ABSTRACT: The Bakken Petroleum System in the Williston Basin consists of three main members: Upper Bakken Shale (UB), Middle Bakken (MB), and Lower Bakken Shale (LB). The Middle Bakken is a calcareous siltstone and fine-grained sandstone which is a proven reservoir within the Williston Basin. Injection of Supercritical CO2 (ScCO2) may cause changes in the elastic behavior of the rock and therefore may reactivate the fault in the Bakken Formation. This research aims at studying the changes in the MB mechanical properties when flooded with ScCO2 for 30 days, and to quantify the physical and chemical effects of ScCO2 saturation on the mineralogy composition and fluid properties of the formation.
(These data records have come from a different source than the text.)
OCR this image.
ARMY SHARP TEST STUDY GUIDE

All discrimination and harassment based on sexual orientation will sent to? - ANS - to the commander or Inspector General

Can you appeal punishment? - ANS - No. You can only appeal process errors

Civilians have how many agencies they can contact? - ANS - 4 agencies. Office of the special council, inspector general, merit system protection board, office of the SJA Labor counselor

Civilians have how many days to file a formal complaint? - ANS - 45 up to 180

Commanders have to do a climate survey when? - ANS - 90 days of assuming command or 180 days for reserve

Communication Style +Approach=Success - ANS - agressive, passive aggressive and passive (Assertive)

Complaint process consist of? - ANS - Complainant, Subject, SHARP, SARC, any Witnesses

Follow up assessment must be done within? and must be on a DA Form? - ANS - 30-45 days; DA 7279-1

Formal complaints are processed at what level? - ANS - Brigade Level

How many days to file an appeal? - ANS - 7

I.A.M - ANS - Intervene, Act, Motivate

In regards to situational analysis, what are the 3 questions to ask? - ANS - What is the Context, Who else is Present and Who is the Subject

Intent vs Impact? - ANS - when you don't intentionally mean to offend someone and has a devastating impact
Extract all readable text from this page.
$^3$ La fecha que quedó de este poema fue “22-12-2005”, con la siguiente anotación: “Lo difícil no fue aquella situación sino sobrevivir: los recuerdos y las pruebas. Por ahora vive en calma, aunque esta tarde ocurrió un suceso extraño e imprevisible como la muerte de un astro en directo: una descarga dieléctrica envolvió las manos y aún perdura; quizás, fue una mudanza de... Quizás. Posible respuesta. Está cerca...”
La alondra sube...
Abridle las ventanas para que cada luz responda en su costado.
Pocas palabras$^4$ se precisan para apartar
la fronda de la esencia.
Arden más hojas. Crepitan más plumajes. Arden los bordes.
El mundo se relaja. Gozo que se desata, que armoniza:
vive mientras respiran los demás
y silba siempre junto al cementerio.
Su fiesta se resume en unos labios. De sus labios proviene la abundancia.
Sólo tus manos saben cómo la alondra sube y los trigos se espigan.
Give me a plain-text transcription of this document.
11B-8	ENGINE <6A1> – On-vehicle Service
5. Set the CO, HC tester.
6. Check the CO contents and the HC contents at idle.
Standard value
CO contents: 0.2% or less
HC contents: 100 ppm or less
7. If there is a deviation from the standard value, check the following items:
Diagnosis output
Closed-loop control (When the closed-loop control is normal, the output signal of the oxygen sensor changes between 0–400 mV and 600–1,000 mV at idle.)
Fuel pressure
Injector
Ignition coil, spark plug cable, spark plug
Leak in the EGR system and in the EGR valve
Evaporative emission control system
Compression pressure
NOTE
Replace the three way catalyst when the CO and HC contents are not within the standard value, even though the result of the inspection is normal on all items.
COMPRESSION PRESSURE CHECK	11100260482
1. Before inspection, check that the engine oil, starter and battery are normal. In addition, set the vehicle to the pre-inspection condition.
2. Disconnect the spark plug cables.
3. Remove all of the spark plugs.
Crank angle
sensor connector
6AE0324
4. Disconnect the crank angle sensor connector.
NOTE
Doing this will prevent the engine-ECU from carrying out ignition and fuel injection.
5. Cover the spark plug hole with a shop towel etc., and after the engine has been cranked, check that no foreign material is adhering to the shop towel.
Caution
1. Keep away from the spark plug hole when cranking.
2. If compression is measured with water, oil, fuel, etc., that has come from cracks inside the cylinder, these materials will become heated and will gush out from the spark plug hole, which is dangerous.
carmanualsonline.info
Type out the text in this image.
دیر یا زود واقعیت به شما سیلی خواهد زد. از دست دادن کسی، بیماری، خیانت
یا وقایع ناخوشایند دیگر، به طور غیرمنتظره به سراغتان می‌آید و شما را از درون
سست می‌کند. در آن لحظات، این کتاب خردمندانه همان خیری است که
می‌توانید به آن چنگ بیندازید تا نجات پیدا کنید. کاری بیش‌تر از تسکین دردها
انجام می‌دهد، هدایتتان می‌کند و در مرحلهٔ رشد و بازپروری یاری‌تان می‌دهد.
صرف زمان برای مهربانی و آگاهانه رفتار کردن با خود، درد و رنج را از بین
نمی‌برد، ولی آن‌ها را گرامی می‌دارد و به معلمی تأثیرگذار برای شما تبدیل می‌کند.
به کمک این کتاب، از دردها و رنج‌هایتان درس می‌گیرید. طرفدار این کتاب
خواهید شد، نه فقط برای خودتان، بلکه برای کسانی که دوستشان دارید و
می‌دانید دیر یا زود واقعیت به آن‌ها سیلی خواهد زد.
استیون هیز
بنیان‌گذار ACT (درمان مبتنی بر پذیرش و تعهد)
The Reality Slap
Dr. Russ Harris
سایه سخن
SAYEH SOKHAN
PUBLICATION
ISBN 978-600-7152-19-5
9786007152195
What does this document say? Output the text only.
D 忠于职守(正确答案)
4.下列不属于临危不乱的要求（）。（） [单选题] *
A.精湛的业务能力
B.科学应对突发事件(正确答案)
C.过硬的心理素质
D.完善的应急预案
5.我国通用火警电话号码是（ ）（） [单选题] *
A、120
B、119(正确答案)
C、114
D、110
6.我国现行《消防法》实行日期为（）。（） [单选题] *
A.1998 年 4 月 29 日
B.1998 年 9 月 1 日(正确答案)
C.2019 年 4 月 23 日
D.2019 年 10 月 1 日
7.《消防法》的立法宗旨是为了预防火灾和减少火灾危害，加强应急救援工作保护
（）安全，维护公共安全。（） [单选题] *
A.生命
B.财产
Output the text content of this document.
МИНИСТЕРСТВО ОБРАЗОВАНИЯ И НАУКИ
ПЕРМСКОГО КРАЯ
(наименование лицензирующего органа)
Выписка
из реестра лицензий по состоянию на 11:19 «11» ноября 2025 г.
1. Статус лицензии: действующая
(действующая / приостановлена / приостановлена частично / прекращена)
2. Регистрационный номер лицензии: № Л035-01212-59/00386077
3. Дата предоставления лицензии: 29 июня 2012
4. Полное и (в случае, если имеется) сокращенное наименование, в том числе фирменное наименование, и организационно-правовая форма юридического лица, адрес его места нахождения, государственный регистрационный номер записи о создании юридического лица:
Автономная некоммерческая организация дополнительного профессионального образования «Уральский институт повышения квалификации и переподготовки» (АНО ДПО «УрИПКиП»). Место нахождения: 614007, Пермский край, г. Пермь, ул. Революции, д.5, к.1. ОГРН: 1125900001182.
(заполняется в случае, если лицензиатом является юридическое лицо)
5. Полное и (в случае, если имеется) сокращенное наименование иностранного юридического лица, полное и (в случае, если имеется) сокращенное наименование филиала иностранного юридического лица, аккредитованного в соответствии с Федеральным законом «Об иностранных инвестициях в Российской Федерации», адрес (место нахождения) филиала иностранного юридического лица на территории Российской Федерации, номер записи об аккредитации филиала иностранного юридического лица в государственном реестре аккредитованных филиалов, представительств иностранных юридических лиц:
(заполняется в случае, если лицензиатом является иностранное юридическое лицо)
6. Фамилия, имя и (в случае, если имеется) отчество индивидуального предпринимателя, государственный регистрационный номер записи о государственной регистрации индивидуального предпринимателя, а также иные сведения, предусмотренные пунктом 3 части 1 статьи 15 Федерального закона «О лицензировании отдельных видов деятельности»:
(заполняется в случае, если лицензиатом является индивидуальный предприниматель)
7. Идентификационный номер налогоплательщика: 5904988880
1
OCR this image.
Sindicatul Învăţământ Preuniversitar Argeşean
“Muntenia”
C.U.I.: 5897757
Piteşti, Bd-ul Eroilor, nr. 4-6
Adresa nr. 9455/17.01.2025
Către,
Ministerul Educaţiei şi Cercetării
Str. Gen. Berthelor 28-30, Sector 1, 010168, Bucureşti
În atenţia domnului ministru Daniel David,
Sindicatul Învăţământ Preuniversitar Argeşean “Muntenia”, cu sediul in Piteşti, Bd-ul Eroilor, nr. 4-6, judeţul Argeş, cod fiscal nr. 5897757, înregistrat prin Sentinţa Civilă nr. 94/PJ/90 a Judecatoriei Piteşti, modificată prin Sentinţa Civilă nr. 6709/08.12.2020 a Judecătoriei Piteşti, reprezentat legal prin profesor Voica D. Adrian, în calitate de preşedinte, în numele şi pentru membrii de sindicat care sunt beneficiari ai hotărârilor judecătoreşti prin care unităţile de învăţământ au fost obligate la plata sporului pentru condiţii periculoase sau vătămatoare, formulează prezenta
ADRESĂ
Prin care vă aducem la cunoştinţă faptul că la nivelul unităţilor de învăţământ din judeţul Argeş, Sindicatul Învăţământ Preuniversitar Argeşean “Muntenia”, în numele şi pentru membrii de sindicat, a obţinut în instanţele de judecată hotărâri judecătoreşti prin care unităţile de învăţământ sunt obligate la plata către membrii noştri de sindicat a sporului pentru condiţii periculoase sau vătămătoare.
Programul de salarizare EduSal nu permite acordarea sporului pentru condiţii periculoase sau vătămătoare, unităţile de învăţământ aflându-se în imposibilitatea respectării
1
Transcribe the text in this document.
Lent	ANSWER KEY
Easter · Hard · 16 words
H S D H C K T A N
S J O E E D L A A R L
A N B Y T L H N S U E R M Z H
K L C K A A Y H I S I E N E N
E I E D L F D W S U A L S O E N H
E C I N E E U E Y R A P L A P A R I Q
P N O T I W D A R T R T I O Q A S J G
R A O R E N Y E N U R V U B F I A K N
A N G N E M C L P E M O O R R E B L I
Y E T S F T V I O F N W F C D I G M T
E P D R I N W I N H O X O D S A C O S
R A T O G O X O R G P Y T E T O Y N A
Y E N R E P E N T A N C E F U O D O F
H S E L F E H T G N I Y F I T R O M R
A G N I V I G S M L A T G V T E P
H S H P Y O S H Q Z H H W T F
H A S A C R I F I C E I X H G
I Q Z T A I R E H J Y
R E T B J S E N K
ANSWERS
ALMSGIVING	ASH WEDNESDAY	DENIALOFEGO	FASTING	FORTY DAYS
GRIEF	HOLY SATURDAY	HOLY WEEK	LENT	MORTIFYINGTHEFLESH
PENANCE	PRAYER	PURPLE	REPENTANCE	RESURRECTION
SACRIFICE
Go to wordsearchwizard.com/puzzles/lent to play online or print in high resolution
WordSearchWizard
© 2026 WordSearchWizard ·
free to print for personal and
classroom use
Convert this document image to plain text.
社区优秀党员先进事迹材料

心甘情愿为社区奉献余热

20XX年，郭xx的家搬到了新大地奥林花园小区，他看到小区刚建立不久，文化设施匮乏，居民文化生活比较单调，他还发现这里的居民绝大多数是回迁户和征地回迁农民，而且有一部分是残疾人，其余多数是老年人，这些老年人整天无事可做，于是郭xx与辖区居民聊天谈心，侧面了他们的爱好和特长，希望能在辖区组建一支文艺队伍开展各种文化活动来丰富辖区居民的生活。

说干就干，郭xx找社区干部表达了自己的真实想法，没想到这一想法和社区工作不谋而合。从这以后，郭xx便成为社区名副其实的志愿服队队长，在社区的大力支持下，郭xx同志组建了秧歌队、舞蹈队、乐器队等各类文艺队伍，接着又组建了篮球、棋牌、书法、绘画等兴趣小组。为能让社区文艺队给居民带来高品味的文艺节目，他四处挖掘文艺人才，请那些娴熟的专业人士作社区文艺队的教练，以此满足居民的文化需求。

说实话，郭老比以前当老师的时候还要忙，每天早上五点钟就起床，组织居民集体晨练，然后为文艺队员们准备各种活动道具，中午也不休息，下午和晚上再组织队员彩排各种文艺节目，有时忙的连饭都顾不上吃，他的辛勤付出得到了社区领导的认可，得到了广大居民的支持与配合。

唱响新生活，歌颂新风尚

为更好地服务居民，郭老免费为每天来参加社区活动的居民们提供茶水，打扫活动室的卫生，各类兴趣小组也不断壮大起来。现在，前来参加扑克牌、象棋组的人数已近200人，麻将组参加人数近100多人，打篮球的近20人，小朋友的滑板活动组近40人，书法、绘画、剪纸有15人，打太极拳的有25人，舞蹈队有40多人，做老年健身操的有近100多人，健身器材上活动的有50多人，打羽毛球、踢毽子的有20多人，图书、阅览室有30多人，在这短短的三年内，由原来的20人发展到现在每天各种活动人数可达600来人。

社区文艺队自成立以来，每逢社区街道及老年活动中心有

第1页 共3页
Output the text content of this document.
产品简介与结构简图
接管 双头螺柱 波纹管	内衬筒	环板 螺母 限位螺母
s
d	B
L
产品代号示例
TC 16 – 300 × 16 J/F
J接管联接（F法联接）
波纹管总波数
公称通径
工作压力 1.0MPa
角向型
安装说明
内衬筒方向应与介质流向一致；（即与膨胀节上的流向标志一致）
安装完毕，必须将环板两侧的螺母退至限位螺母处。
This will be achieved using different rock physics models before and after ScCO2 injection. Two different samples were taken from MB clastic and carbonate portions of well 24123 in McKenzie County. X-Ray Diffraction (XRD) analysis was applied on two samples pre-and post-CO2 saturation. The results of post-CO2 modeling resulted in a decrease of densities and elastic properties of both lithologies at different rates. Only change in mineralogy and fluid properties were considered for the post-CO2 injection modeling. 1. INTRODUCTION The Bakken formation consists of three main members: Upper Bakken Shale (UB), Middle Bakken (MB), and Lower Bakken Shale (LB). The UB and LB shales are proven source rocks with a similar lithology and are composed of an organic-rich, siliceous, pyritic black shale. The UB covers a larger areal extent than the LB within the Williston Basin. The MB member is a calcareous siltstone and fine-grained sandstone which is aproven reservoir within the Williston Basin (Lefever & Helms, 2006; Nordeng et al., 2010; Pitman et al., 2012). Despite the enormous hydrocarbon reserves within the Bakken formation, the Bakken is classified as unconventional oil-bearing reservoir due to its ultra-low porosity and permeability characteristic (Sorensen et al., 2008). The variation of MB lithology across the Williston Basin from mainly clastic to carbonate led to divide it intoseven distinct lithofacies (Lefever & Helms, 2006; LeFever & LeFever, 2005; Ozotta et al., 2021c).